The Edges of the Map
I was born with skin too thin for the world, not literally, but close enough. Sounds can be overwhelming, crowds are draining. The pressure of city life can be too much, the fluorescent flicker in supermarkets, and the need to explain myself all make me want to retreat.
I was taught to push through. To be agreeable and to get over it. I tried for many years, forcing myself into the normal rhythm, schedules, social niceties, and all the sharp corners of the world. I masked the instinct to say no, the refusal to comply with what never felt right to me, the knowing that this life and this system was not for me.
What they called resilience, I came to know as dissociation. What was called sensitivity, I learned to wear like a shame badge.
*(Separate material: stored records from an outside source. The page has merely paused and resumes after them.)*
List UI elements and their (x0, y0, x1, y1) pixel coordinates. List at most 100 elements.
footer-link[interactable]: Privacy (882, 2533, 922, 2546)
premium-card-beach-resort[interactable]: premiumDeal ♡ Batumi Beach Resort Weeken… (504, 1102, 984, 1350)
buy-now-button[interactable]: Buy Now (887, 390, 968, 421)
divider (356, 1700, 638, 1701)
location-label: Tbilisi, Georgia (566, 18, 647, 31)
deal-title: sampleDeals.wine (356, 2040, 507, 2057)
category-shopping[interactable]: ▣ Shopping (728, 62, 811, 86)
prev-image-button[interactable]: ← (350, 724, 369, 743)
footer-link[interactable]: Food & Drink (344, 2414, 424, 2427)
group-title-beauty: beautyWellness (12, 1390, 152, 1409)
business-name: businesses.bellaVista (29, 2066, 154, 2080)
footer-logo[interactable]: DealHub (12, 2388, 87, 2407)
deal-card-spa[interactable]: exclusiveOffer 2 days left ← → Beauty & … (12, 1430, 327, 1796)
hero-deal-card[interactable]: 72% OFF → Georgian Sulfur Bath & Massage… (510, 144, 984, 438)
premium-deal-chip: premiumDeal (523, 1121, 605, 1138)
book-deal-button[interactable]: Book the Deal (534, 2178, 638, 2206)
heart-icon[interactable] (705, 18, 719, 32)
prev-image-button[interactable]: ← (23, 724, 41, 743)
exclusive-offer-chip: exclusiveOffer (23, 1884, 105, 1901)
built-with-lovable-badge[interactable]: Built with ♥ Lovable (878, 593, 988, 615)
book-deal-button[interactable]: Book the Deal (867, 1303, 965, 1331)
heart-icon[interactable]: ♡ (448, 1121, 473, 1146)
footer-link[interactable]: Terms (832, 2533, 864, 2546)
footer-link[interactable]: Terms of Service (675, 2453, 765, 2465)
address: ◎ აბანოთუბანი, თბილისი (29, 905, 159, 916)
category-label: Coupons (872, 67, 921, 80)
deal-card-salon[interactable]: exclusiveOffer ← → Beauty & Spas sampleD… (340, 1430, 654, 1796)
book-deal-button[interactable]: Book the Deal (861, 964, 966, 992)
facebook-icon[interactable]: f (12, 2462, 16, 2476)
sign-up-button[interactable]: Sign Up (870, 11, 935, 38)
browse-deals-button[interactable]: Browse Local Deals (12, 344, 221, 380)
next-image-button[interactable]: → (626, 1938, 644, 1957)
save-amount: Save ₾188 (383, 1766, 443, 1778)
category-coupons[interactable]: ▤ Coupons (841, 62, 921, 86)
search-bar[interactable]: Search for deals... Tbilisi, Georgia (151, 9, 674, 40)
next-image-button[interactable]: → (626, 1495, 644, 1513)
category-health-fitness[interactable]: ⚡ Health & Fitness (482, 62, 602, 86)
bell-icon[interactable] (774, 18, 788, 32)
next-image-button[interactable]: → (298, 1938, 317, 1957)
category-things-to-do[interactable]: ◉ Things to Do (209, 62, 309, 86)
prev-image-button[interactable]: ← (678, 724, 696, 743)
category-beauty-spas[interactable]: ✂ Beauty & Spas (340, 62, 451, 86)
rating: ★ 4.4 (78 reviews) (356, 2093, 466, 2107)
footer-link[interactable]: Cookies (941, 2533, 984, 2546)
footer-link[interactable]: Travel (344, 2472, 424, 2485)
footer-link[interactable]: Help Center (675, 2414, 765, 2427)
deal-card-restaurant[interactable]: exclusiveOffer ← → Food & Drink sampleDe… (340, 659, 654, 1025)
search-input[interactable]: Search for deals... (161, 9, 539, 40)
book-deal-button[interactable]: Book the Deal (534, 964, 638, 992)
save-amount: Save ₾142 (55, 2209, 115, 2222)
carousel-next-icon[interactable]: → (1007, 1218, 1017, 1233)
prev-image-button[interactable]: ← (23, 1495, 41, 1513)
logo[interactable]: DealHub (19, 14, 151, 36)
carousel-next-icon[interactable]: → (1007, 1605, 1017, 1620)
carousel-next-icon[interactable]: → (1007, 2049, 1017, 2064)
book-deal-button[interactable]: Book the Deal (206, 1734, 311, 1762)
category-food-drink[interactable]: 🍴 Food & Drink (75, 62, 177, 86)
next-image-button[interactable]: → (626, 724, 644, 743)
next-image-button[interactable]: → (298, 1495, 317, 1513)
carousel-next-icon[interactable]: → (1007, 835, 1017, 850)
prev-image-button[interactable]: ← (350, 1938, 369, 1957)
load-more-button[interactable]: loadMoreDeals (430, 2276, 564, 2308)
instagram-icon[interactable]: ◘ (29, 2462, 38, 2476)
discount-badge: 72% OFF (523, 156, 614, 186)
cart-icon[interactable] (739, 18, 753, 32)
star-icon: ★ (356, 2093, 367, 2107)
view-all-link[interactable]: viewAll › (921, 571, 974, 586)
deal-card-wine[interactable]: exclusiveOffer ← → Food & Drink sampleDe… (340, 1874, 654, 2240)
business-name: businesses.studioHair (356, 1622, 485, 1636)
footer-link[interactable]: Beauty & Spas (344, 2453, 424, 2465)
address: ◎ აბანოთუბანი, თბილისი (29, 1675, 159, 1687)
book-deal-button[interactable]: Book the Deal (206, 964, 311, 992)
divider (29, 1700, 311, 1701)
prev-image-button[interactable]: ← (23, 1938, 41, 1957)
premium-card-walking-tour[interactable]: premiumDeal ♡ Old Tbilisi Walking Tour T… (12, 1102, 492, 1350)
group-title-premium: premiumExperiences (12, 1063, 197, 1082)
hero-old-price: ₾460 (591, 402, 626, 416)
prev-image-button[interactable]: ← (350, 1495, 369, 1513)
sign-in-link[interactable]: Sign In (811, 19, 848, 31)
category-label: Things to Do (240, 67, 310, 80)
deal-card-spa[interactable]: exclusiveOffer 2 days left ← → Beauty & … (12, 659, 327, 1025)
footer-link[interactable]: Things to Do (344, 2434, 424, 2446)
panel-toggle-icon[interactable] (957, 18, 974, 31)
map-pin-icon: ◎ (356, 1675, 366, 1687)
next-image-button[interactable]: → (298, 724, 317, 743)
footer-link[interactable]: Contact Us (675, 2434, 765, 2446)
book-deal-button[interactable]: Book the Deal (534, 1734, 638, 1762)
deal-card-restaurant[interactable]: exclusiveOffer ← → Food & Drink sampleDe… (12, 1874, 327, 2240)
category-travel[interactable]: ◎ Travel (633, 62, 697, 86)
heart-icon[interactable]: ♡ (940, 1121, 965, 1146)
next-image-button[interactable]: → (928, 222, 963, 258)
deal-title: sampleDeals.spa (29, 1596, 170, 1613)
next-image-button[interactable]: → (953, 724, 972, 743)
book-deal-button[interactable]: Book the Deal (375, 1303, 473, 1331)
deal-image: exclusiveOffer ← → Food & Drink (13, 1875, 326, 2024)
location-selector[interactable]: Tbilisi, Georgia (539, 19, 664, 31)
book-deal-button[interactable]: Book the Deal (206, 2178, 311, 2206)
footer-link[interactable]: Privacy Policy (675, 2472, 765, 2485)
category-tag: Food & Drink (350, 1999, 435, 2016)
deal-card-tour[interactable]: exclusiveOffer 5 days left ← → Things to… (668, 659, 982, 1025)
Until one day, my body said “NO” louder than ever.
The symptoms came fast. Sudden weakness, strange anxiety, food that once nourished me now made me sick, my gut twisted in rebellion. The more I tried to heal it by the book, the more my body shut down.
But, it was never just about food, or nerves. It was my soul, unravelling everything that didn’t belong. So I left.
Out on the land, the silence was so different. But it wasn’t empty, it was full. Full of space to feel, to unravel, and to rebuild myself. Chickens clucked in the background, oblivious to my quiet crisis. Ducks left muddy prints on the porch, waddling in circles like my thoughts sometimes.
A cheeky raven came each morning to steal something he admired. First a tomato, then a smooth stone from the garden. One day, he stole an egg from the chickens. I watched him take the egg in his beak and flap off like he owned the sky.
Each morning he comes to check on his rocks in the garden. He sorts through them, chooses the one that “speaks” to him that day, and takes it home. Who knows what he was doing with these rocks. I like to think he has a beautiful rock collection somewhere that he adds to each day. So he has earned the name ‘Rocky’.
This was the turning point for me, somehow. Rocky the raven with sticky feet and a hunger for something special to keep. There was meaning in the absurdity. In the simplicity of his joy for a simple rock. In the permission to stop making it all make sense.
I stopped asking what was wrong with me. And started asking: What if I was never meant to live that way? The world hadn’t been built for me. So I stopped shrinking to fit it. And I began building my own world.
I decided to write more now, not to teach nutrition anymore, but to express my ideas and thoughts. I write for the ones who live at the edge of the map. The ones who feel like a problem. The ones who thought they were weak, but were simply never meant to live so fast.
There is another way to live, one the world doesn’t advertise. It’s slower and quieter. And it doesn’t always make sense.